One dog played out and dragged into camp behind the sledge, three others next door to it.

We are now abreast of what looks as if it might be a musk-ox country and I must go in and reconnoitre it as soon as we have had some sleep and the weather permits. I cannot give the dogs more than the allowance of pemmican, and that is not enough for them in this heavy going.

The first half of the march was clear, following a brilliant day in camp, then clouds and fog gathered with a wind directly in our faces, and the latter part of the march was decidedly bleak and cold, in striking contrast to the previous one, when I travelled comfortably in my blanket shirt.

Almost by the time the tent was pitched, it was snowing, and is now snowing and blowing heavily from the southwest (true).

The course to-day has been for the most distant cape, and using this line as a long base, I have fixed points of the coast by intersections.

It is rather aggravating that the day on which I begin my running survey, should be worse than previous ones, but that is the Arctic way.

In to-day’s march we passed the mouth of a black precipitous-walled bay, some eight to ten miles wide at its mouth, with apparently several interior ramifications. Mine!

CHAPTER X
WESTWARD OVER THE GLACIAL FRINGE OF GRANT LAND (CONTINUED)

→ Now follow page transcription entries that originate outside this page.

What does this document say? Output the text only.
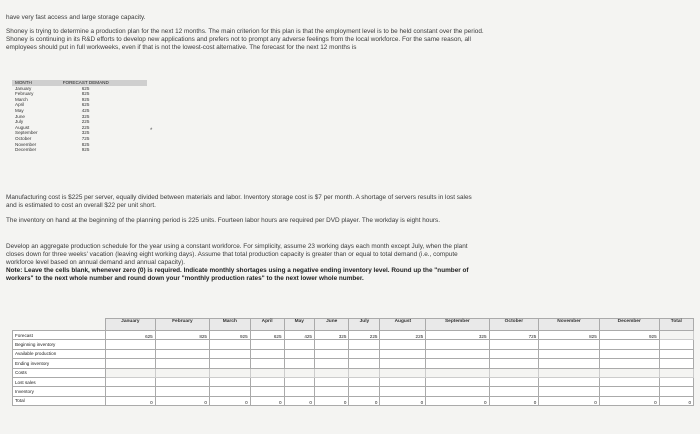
have very fast access and large storage capacity.

Shoney is trying to determine a production plan for the next 12 months. The main criterion for this plan is that the employment level is to be held constant over the period. Shoney is continuing in its R&D efforts to develop new applications and prefers not to prompt any adverse feelings from the local workforce. For the same reason, all employees should put in full workweeks, even if that is not the lowest-cost alternative. The forecast for the next 12 months is

MONTH	FORECAST DEMAND
January	625
February	825
March	925
April	625
May	425
June	325
July	225
August	225
September	325
October	725
November	825
December	925
*

Manufacturing cost is $225 per server, equally divided between materials and labor. Inventory storage cost is $7 per month. A shortage of servers results in lost sales and is estimated to cost an overall $22 per unit short.

The inventory on hand at the beginning of the planning period is 225 units. Fourteen labor hours are required per DVD player. The workday is eight hours.

Develop an aggregate production schedule for the year using a constant workforce. For simplicity, assume 23 working days each month except July, when the plant closes down for three weeks' vacation (leaving eight working days). Assume that total production capacity is greater than or equal to total demand (i.e., compute workforce level based on annual demand and annual capacity).

Note: Leave the cells blank, whenever zero (0) is required. Indicate monthly shortages using a negative ending inventory level. Round up the "number of workers" to the next whole number and round down your "monthly production rates" to the next lower whole number.

	January	February	March	April	May	June	July	August	September	October	November	December	Total
Forecast	625	825	925	625	425	325	225	225	325	725	825	925	
Beginning inventory													
Available production													
Ending inventory													
Costs													
Lost sales													
Inventory													
Total	0	0	0	0	0	0	0	0	0	0	0	0	0
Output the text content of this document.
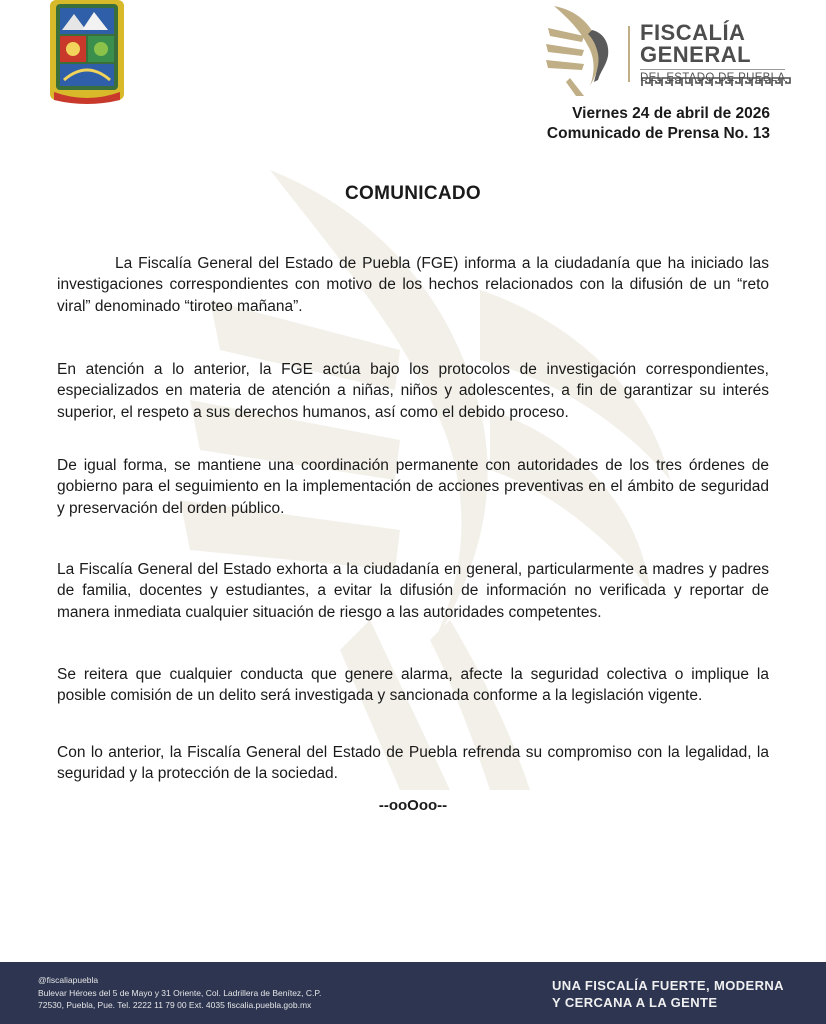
FISCALÍA
GENERAL
DEL ESTADO DE PUEBLA
Viernes 24 de abril de 2026
Comunicado de Prensa No. 13
COMUNICADO

La Fiscalía General del Estado de Puebla (FGE) informa a la ciudadanía que ha iniciado las investigaciones correspondientes con motivo de los hechos relacionados con la difusión de un “reto viral” denominado “tiroteo mañana”.

En atención a lo anterior, la FGE actúa bajo los protocolos de investigación correspondientes, especializados en materia de atención a niñas, niños y adolescentes, a fin de garantizar su interés superior, el respeto a sus derechos humanos, así como el debido proceso.

De igual forma, se mantiene una coordinación permanente con autoridades de los tres órdenes de gobierno para el seguimiento en la implementación de acciones preventivas en el ámbito de seguridad y preservación del orden público.

La Fiscalía General del Estado exhorta a la ciudadanía en general, particularmente a madres y padres de familia, docentes y estudiantes, a evitar la difusión de información no verificada y reportar de manera inmediata cualquier situación de riesgo a las autoridades competentes.

Se reitera que cualquier conducta que genere alarma, afecte la seguridad colectiva o implique la posible comisión de un delito será investigada y sancionada conforme a la legislación vigente.

Con lo anterior, la Fiscalía General del Estado de Puebla refrenda su compromiso con la legalidad, la seguridad y la protección de la sociedad.

--ooOoo--
@fiscaliapuebla
Bulevar Héroes del 5 de Mayo y 31 Oriente, Col. Ladrillera de Benítez, C.P.
72530, Puebla, Pue. Tel. 2222 11 79 00 Ext. 4035 fiscalia.puebla.gob.mx
UNA FISCALÍA FUERTE, MODERNA
Y CERCANA A LA GENTE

It blew and snowed all day of the 18th, and for several hours of the 19th. Then the snow ceased, but the wind continued with increased force, keeping up a blinding cloud of drift.

We broke camp, leaving all but two days’ rations, and our tent and gear, and went in to the land about six miles distant. The march, short as it was, was as disagreeable as I had experienced for a long time, the bitter wind finding every opening in our clothing and filling it with snow, which then melted, so that when we reached the land, we were all thoroughly wet. Close to the land we got out of the drift, but did not escape the wind.